Furthermore, during drilling a large quantity of drilled cuttings are generated and carried back by the circulated drilling fluid. At the surface, solid control systems such as shale shakers with screens are used to separate and dispose of the cuttings from the drilling fluid to keep the needed properties from deteriorating. However, when particulates are added into the drilling fluid, these cuttings are mixed with the added particulates. In order to keep the added particulates in the drilling fluid, the mesh size of the screens has to be designed to ensure the added particulates can pass through so that it will not be discarded together with the drilled cuttings and lower the performance of the designed particulate fluid. If the particulate size of the particulate fluid is changed, the mesh screen may have to be changed in order to properly screen out the cuttings, while retaining the particulates. Such screen mesh sizes may be unavailable, as there are only a few mesh sizes commercially available. If the mesh size is inadequate for the particulate size distribution, the composition of the particulate fluid will be compromised and unlikely to provide the intended benefits.

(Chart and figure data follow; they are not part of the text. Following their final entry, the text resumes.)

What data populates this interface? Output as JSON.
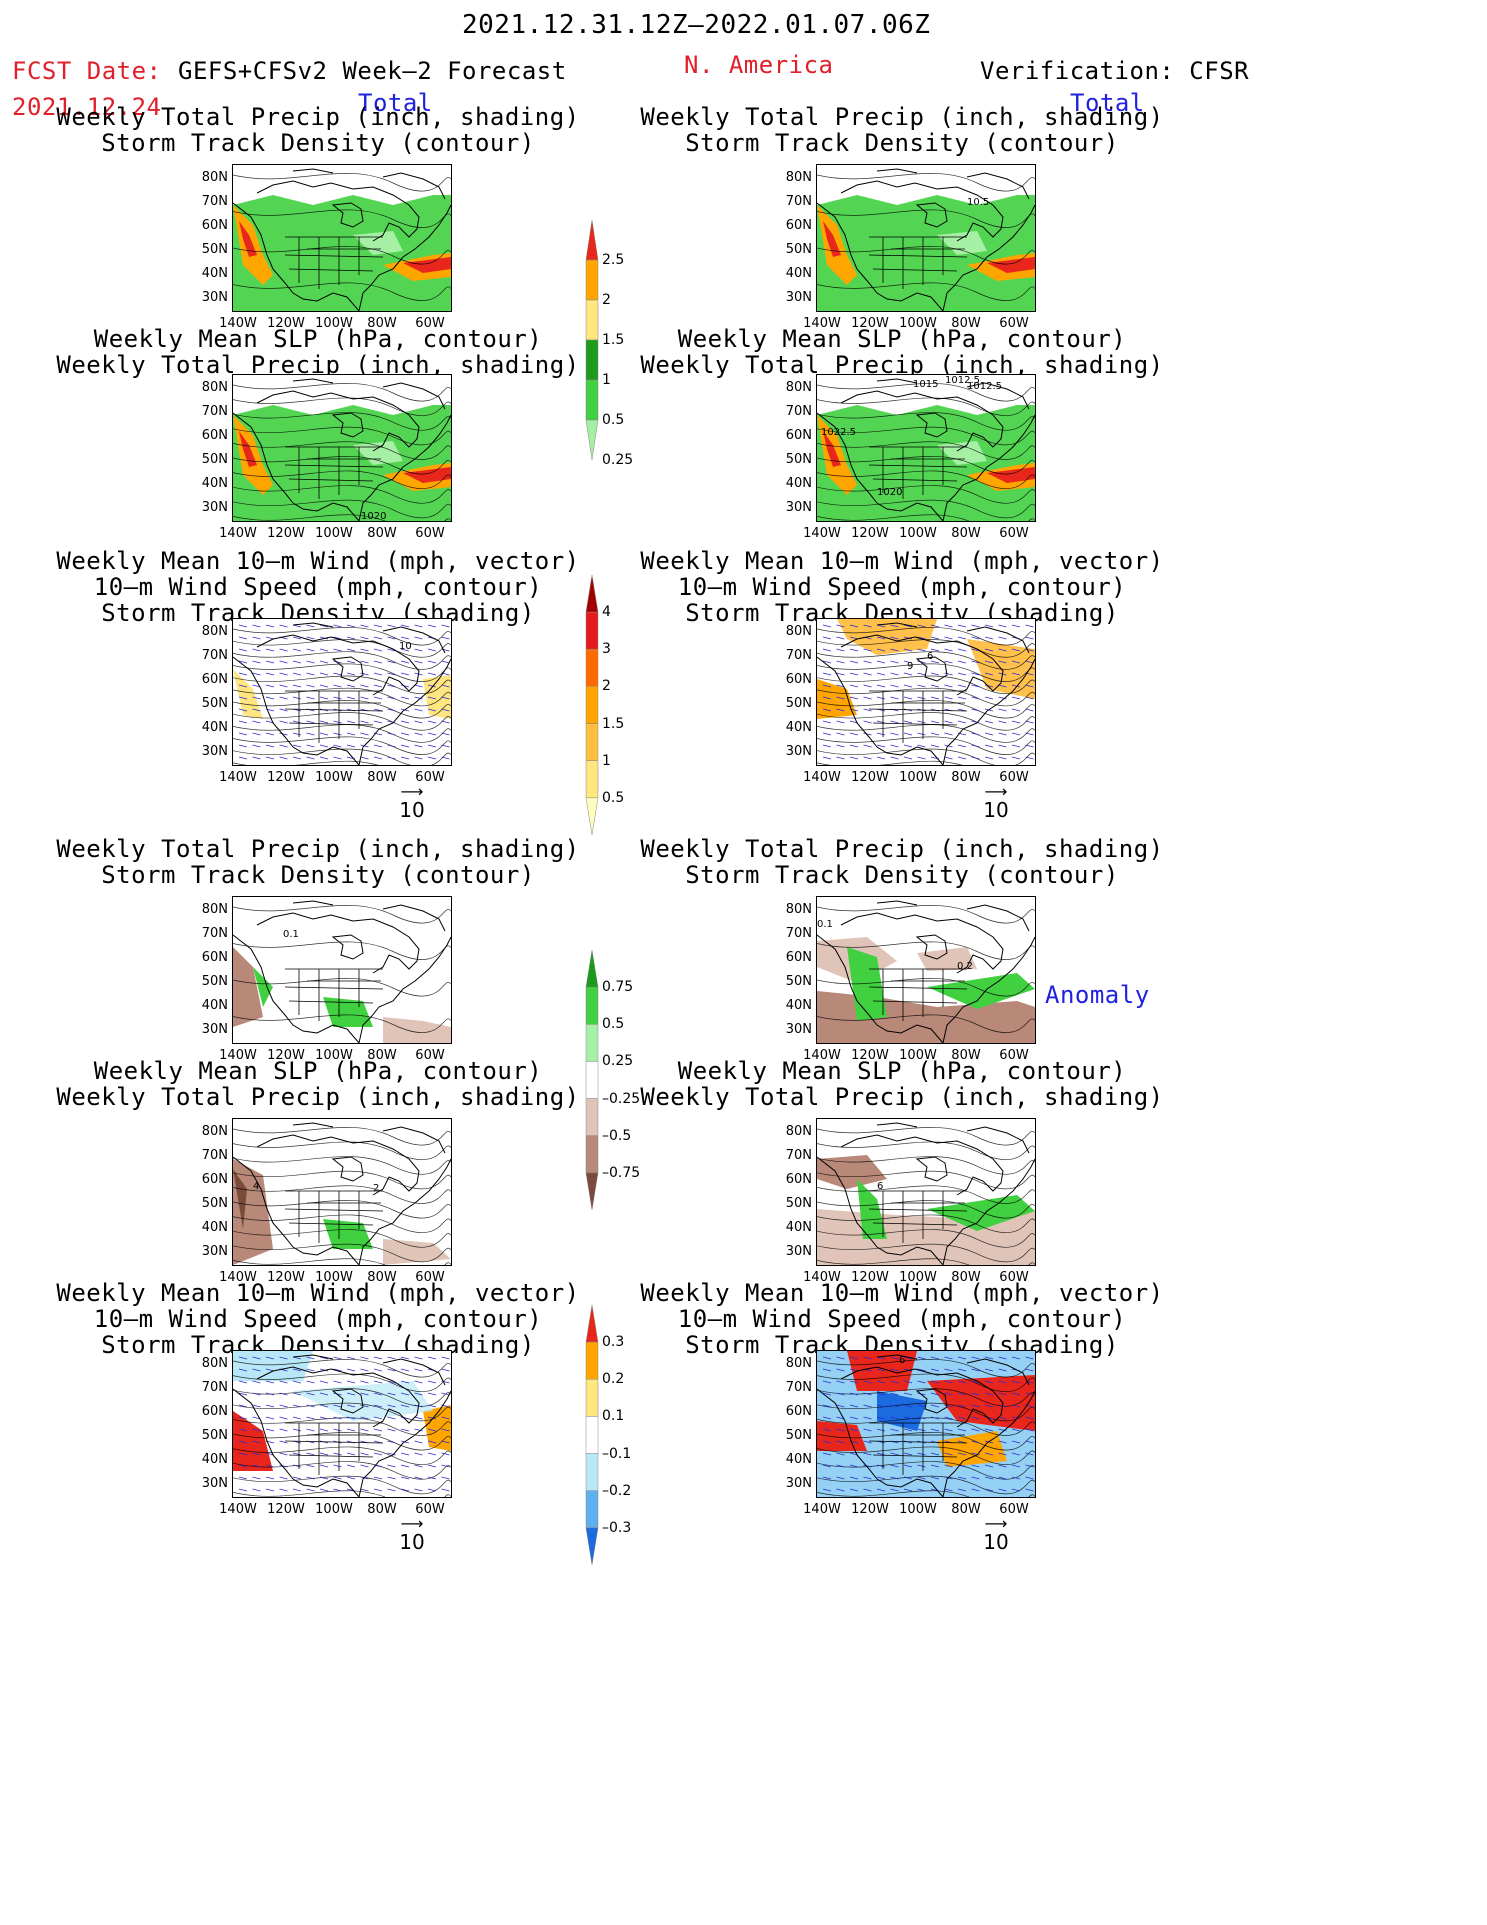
{
  "header": {
    "period": "2021.12.31.12Z–2022.01.07.06Z",
    "fcst_label": "FCST Date:",
    "fcst_date": "2021.12.24",
    "model": "GEFS+CFSv2 Week–2 Forecast",
    "region": "N. America",
    "verification": "Verification: CFSR"
  },
  "sections": {
    "total": "Total",
    "anomaly": "Anomaly"
  },
  "panel_titles": {
    "precip_storm": [
      "Weekly Total Precip (inch, shading)",
      "Storm Track Density (contour)"
    ],
    "slp_precip": [
      "Weekly Mean SLP (hPa, contour)",
      "Weekly Total Precip (inch, shading)"
    ],
    "wind_storm": [
      "Weekly Mean 10–m Wind (mph, vector)",
      "10–m Wind Speed (mph, contour)",
      "Storm Track Density (shading)"
    ]
  },
  "axes": {
    "lat_labels": [
      "80N",
      "70N",
      "60N",
      "50N",
      "40N",
      "30N"
    ],
    "lon_labels": [
      "140W",
      "120W",
      "100W",
      "80W",
      "60W"
    ]
  },
  "vector_ref": "10",
  "colorbars": {
    "precip_total": {
      "labels": [
        "2.5",
        "2",
        "1.5",
        "1",
        "0.5",
        "0.25"
      ],
      "colors": [
        "#e8261c",
        "#ffa500",
        "#ffe680",
        "#1c9a1c",
        "#40d040",
        "#a6f0a6"
      ]
    },
    "storm_total": {
      "labels": [
        "4",
        "3",
        "2",
        "1.5",
        "1",
        "0.5"
      ],
      "colors": [
        "#a00000",
        "#e41a1c",
        "#ff6a00",
        "#ffa500",
        "#ffc040",
        "#ffe680",
        "#fffcc0"
      ]
    },
    "precip_anom": {
      "labels": [
        "0.75",
        "0.5",
        "0.25",
        "–0.25",
        "–0.5",
        "–0.75"
      ],
      "colors": [
        "#1c9a1c",
        "#40d040",
        "#a6f0a6",
        "#ffffff",
        "#e0c4b8",
        "#b88878",
        "#7a4a3a"
      ]
    },
    "storm_anom": {
      "labels": [
        "0.3",
        "0.2",
        "0.1",
        "–0.1",
        "–0.2",
        "–0.3"
      ],
      "colors": [
        "#e8261c",
        "#ffa500",
        "#ffe680",
        "#ffffff",
        "#b8e8f8",
        "#60b0f0",
        "#1c6ae0"
      ]
    }
  },
  "map_labels": {
    "v_total_precip": "10.5",
    "v_total_slp_1": "1015",
    "v_total_slp_2": "1012.5",
    "v_total_slp_3": "1012.5",
    "v_total_slp_4": "1022.5",
    "v_total_slp_5": "1020",
    "f_total_slp": "1020",
    "f_total_wind": "10",
    "v_total_wind_1": "6",
    "v_total_wind_2": "9",
    "v_anom_precip_1": "0.1",
    "v_anom_precip_2": "0.2",
    "f_anom_precip": "0.1",
    "f_anom_slp_1": "4",
    "f_anom_slp_2": "2",
    "v_anom_slp": "6",
    "v_anom_wind": "6"
  }
}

Still further, in the conventional method wherein a fracture propping composition for inducing additional hoop stress is designed based on a derived fracture width based on other well conditions such as an estimated fracture length, there is no appropriate criterion for quantifying its propping performance with a lab test for the derived fracture width. Without such a criterion, quality control for a fracture propping composition cannot be meaningfully implemented. Particulates normally are manufactured out of such as hammer mills. Due to the unevenness of the raw materials and the processing method, the particulates manufactured tend to vary much from batch to batch. A lab test is important for quality controlling a formulated particulate fluid on its needed function.
In view of the above, a need still exists for an inexpensive and time-efficient flexible method to implement at a rig site to substantially strengthen a portion of a wellbore of a hydrocarbon well. It would be further desirable to transform well bore fluid to include particulates of a suitable size and quantity to reinforce a fractured zone of a well bore utilizing pumps, hoppers, blenders and well fluid holding tanks. It would further be desirable to substantially strengthen a wellbore utilizing a minimal amount of hardware and machinery, such that transport cost and time to the well site would be minimized. It would still further be desirable to strengthen a wellbore utilizing a method that does not require accurate data. It would also be desirable to utilize a particulate fluid, wherein many characteristics of the particulate fluid would remain constant throughout the strengthening process. Additionally, it would be desirable to employ a wellbore strengthening method of substantially sealing off a fracture, wherein the propping of the fracture is unnecessary. Furthermore, it would be desirable to employ a method of substantially sealing off a fracture and the wellbore such that the wellbore could contain a higher pressure therein.